Con l’ordinanza n. 25529 del 18 dicembre 2015, la seconda sezione civile della Corte di Cassazione ha richiesto l’intervento delle Sezioni Unite per risolvere la questione riguardante la procedibilità del giudizio di appello nel caso di mancato deposito dell’originale dell’atto di impugnazione, con la relazione di notificazione, al momento della costituzione in giudizio dell’appellante (cosiddetta iscrizione a ruolo “con velina”).
La questione vede contrapposte due diverse correnti di pensiero: per alcuni si tratta di una mera irregolarità formale dalla quale non derivava alcun pregiudizio ai diritti di parte appellata (Cass. n. 10903 del 2008 e Cass. n. 7776 del 2007). Secondo tale orientamento, è del tutto ininfluente, ai fini della procedibilità del giudizio di gravame, la circostanza che al momento della costituzione in giudizio l’appellante depositi soltanto una copia dell’atto di gravame, priva della relazione di notificazione.
Al contrario, v’è chi ritiene che “il deposito dell’atto di citazione in appello privo della notifica alla controparte, all’atto della costituzione nel giudizio, determina l’improcedibilità del gravame ex art. 348 c.p.c., essendo privo di effetti sananti l’eventuale deposito tardivo dell’atto notificato in prima udienza, oltre il termine perentorio stabilito dalla legge” (Cass. n. 18009 del 2008, cui si è conformata Cass. n. 10 del 2010).

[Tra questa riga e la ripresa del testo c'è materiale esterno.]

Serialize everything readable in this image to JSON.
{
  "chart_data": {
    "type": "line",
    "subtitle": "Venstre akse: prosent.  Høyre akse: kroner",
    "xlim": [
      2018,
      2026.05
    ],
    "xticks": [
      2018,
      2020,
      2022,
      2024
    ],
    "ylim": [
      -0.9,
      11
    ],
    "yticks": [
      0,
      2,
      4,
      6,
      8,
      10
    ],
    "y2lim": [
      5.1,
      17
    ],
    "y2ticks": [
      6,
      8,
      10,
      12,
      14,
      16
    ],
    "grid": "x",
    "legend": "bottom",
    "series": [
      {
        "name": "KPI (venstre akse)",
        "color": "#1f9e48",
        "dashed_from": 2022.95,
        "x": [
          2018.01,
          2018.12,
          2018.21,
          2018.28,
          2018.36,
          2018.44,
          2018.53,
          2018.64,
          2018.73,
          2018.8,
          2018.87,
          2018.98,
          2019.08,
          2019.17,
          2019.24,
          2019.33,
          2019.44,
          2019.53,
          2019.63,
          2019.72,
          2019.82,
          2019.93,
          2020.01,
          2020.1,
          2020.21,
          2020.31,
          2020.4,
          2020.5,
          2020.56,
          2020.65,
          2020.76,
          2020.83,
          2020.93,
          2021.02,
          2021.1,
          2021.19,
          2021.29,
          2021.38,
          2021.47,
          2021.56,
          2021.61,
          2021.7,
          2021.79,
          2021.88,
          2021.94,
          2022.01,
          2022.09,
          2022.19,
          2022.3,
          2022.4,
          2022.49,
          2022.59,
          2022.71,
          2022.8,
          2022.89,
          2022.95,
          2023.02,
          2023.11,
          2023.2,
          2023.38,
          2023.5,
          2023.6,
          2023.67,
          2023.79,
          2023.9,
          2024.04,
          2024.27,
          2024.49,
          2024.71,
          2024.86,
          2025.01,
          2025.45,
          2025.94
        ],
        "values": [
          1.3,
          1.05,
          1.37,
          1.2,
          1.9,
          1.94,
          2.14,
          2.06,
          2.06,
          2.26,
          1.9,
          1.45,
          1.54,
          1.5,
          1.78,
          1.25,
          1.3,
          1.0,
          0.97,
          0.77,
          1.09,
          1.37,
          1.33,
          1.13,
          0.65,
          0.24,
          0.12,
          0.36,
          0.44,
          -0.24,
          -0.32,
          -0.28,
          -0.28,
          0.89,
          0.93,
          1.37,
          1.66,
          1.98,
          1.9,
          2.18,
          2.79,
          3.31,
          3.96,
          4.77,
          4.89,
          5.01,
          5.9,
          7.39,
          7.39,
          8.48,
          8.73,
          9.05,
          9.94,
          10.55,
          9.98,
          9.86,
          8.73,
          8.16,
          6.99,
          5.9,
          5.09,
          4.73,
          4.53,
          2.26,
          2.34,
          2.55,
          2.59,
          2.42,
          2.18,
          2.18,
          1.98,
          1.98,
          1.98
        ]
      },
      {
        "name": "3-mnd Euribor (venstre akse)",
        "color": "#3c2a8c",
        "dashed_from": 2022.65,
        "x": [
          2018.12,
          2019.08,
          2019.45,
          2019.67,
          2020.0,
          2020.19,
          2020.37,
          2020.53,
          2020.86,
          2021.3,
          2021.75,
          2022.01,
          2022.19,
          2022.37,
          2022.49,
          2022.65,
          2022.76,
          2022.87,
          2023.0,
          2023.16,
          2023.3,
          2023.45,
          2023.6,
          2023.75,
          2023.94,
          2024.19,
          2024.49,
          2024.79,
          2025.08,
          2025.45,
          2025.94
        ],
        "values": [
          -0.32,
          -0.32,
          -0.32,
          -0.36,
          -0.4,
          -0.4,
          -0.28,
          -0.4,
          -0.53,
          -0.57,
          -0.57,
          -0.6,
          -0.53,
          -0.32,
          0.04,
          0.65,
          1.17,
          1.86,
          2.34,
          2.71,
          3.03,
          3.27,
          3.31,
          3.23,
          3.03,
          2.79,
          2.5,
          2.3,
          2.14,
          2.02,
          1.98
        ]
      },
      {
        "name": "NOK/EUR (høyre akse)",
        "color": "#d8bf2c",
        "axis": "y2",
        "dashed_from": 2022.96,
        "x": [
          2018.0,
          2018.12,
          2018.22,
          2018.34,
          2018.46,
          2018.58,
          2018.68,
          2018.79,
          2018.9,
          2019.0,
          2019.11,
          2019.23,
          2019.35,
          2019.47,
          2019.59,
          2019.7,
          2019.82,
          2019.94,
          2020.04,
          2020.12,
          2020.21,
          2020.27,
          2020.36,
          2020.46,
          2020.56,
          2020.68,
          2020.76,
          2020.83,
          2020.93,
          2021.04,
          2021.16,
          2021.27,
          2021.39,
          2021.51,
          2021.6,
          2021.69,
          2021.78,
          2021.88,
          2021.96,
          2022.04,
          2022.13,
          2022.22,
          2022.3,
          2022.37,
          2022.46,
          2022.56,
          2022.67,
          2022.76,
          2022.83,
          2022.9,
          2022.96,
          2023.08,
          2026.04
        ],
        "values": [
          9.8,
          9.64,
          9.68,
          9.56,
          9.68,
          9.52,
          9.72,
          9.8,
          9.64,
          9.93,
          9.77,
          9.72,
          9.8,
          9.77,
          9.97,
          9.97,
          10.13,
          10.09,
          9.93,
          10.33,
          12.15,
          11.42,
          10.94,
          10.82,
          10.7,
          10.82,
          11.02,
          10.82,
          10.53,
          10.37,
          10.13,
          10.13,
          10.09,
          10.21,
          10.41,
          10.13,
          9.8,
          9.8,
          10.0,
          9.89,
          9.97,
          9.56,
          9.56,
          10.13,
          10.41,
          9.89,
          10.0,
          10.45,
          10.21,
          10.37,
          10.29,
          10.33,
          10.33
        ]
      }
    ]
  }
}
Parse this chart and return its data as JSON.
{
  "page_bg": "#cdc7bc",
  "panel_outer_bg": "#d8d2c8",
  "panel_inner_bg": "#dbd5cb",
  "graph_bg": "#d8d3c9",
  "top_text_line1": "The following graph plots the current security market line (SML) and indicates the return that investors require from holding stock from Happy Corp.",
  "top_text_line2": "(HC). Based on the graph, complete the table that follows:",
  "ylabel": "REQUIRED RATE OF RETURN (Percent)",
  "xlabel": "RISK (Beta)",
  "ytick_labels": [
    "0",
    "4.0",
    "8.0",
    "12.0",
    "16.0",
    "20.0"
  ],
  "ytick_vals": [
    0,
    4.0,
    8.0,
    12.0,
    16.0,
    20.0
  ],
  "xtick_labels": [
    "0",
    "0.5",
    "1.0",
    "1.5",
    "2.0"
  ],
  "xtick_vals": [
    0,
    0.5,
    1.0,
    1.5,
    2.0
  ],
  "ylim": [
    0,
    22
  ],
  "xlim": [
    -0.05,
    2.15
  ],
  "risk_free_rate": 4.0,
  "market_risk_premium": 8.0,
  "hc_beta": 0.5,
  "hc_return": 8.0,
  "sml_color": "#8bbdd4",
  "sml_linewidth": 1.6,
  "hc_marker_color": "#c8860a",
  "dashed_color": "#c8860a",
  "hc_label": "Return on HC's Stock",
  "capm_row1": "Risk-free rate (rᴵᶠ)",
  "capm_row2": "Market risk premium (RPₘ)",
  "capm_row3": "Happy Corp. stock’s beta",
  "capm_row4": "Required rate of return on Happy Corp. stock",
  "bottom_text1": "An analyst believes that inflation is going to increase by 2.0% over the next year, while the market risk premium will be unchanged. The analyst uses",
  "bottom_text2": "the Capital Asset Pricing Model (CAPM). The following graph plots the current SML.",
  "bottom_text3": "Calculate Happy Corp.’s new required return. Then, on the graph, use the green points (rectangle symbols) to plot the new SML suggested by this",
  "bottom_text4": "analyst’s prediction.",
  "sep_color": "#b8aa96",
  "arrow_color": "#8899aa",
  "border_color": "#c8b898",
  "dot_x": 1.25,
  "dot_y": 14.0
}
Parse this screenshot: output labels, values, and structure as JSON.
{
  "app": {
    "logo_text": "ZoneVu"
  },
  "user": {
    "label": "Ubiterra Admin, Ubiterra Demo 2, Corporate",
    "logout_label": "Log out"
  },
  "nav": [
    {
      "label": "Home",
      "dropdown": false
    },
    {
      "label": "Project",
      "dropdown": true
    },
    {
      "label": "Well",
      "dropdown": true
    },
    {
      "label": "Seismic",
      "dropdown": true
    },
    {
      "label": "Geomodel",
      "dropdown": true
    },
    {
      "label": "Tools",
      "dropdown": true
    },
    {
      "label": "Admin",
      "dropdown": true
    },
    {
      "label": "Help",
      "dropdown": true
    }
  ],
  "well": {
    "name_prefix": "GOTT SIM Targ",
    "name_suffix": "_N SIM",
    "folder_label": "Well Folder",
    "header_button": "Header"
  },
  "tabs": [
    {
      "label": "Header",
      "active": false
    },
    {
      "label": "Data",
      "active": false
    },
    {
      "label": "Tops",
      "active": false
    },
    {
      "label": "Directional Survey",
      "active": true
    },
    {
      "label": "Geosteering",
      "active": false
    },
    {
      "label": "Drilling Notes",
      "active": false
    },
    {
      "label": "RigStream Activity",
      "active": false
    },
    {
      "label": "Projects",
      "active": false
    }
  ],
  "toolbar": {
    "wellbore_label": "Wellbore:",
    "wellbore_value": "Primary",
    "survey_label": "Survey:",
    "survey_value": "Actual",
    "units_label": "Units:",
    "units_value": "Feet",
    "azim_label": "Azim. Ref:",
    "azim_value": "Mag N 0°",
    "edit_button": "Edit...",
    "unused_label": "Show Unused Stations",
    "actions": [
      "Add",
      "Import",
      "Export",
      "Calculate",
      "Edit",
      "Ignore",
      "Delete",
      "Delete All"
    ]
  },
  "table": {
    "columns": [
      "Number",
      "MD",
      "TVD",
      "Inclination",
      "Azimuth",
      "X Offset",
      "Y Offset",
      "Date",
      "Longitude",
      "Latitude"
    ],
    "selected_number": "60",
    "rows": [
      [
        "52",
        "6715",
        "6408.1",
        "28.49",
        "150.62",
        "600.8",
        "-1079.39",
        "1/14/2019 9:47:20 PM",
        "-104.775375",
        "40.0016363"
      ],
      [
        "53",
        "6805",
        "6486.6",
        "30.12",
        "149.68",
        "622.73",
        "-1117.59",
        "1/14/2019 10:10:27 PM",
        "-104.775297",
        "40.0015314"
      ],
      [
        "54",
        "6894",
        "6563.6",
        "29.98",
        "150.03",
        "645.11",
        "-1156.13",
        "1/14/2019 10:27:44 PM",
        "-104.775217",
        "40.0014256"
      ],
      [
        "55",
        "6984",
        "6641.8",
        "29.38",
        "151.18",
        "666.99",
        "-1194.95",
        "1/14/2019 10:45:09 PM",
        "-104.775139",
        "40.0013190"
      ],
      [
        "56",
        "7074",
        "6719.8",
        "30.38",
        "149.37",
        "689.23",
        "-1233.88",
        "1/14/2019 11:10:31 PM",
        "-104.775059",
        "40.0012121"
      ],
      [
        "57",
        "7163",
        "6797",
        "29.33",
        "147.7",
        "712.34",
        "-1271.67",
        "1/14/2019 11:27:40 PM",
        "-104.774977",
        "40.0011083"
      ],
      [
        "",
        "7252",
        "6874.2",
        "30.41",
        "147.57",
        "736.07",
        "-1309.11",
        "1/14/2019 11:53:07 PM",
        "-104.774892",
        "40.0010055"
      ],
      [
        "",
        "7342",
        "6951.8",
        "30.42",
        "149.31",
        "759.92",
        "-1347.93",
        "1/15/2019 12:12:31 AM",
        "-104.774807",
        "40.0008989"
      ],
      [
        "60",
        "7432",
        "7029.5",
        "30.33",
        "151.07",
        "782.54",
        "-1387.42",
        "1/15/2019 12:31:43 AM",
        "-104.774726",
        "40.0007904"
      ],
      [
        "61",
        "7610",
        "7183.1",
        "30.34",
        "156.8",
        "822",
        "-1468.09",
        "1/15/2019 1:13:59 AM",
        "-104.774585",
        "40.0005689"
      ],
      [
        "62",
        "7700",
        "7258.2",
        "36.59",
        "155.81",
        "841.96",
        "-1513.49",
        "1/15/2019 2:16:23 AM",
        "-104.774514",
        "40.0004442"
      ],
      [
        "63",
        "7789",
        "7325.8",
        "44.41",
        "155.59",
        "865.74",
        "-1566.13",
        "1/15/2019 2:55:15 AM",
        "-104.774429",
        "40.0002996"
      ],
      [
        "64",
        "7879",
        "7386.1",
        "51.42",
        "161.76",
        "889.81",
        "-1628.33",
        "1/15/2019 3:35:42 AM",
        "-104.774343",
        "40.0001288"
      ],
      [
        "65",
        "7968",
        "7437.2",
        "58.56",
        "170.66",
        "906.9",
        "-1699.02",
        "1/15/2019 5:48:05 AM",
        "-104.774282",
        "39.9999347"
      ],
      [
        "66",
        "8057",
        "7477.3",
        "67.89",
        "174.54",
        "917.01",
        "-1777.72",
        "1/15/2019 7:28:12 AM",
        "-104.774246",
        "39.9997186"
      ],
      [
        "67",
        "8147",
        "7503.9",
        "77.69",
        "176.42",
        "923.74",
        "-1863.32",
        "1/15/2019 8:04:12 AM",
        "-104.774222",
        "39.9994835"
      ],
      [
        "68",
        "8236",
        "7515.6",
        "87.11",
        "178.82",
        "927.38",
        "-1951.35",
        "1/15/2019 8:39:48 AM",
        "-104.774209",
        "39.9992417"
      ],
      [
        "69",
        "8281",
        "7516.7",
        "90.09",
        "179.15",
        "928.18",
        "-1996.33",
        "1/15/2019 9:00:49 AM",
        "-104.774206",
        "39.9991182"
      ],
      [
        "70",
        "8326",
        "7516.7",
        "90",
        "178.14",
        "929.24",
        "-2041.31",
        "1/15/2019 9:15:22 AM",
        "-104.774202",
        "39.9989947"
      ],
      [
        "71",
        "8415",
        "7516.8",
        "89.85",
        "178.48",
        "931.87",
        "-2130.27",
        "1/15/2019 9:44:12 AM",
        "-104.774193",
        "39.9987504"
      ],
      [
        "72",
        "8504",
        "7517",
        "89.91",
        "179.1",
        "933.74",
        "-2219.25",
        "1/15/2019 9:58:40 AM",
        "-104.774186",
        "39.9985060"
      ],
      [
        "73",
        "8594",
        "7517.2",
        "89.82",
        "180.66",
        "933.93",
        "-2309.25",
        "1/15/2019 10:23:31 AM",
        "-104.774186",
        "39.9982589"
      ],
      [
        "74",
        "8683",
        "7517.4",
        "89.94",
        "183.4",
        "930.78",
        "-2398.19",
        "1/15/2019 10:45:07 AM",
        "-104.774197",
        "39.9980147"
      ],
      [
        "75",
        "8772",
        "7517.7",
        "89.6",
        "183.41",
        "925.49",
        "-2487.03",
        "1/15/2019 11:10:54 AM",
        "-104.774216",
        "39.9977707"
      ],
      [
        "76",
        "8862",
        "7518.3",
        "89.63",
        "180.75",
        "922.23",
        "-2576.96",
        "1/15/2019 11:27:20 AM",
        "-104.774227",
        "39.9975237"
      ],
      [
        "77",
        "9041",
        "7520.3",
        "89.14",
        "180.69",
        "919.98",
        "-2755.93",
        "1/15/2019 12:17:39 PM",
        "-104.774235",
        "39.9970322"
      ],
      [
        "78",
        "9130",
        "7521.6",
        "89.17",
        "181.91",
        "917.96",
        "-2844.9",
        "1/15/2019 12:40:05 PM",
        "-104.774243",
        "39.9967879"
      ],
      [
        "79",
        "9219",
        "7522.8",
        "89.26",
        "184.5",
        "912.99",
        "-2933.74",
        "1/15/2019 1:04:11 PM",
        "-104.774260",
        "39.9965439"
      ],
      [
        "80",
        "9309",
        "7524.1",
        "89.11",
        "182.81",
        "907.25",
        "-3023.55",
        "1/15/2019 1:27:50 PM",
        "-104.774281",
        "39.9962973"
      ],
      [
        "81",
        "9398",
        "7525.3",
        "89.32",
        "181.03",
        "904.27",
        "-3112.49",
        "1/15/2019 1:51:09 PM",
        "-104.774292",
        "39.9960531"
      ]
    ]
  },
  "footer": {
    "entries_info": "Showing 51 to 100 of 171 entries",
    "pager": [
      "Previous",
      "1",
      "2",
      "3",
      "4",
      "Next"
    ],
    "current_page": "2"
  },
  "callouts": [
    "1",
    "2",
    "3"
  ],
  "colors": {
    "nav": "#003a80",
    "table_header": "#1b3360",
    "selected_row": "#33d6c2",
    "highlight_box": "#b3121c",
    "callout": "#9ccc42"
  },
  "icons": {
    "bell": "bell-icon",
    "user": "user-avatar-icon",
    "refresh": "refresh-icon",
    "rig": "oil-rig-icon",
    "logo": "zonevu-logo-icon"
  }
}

A seguito di tale diverso indirizzo giurisprudenziale, è stato peraltro nuovamente ribadito l’orientamento inaugurato da Cass. n. 23027 del 2004, secondo cui il deposito, al momento della costituzione in giudizio dell’appellante, di una copia dell’atto di appello notificato – e non dell’originale (depositato dopo la scadenza del termine prescritto per la costituzione) non comporta la sanzione dell’improcedibilità del gravame, in quanto “non determina la nullità della costituzione stessa, ma integra una mera irregolarità rispetto alle modalità stabilite dalla legge”. A sostegno di tale affermazione, si aggiunge inoltre che a tale violazione non conseguirebbe alcuna lesione dei diritti della controparte poichè il contraddittorio si stabilisce con la notifica della citazione: tale fattispecie non è dunque riconducibile all’ipotesi di mancata tempestiva costituzione dell’appellante, prevista tra quelle – tassative – che determinano l’improcedibilità a norma dell’art. 348 c.p.c. nel testo novellato dalla legge n. 353 del 1990.
Sussiste inoltre un ulteriore interrogativo in ordine al termine entro cui deve comunque avvenire il deposito dell’atto in originale, per sanare la nullità della costituzione in giudizio avvenuta con la “velina”: alcuni l’hanno individuato nella prima udienza di trattazione; in altre pronunce di legittimità, invece, nessun limite temporale è stato posto, essendosi deciso che la nullità può essere sanata “successivamente” nel corso del giudizio di appello (v., tra le altre, Cass. n. 17666 del 2009, n. 13208 del 2014, n. 26437 del 2014).
Di conseguenza, anche a ritenere superati gli arresti di Cassazione n. 18009 del 2008 e n. 10 del 2010, la Corte di legittimità ha ritenuto opportuno richiedere il seguente intervento chiarificatore delle Sezioni Unite in ordine alle conseguenze dell’iscrizione a ruolo “con velina” delle cause di appello: se comporti di per sé l’improcedibilità del giudizio di gravame, oppure dia luogo a una nullità sanabile; in questa seconda ipotesi, se per evitare l’improcedibilità il deposito dell’originale dell’atto di impugnazione debba necessariamente avvenire entro la prima udienza, oppure possa essere utilmente effettuato nel prosieguo del giudizio, oppure ancora se sia già di per sé sufficiente (ipotesi che in giurisprudenza non risulta essere stata prospettata) la costituzione stessa in giudizio dell’appellato, in quanto dimostrativa dell’avvenuto raggiungimento dello scopo dell’atto.
Si attende, pertanto, la pronuncia delle Sezioni Unite sul punto.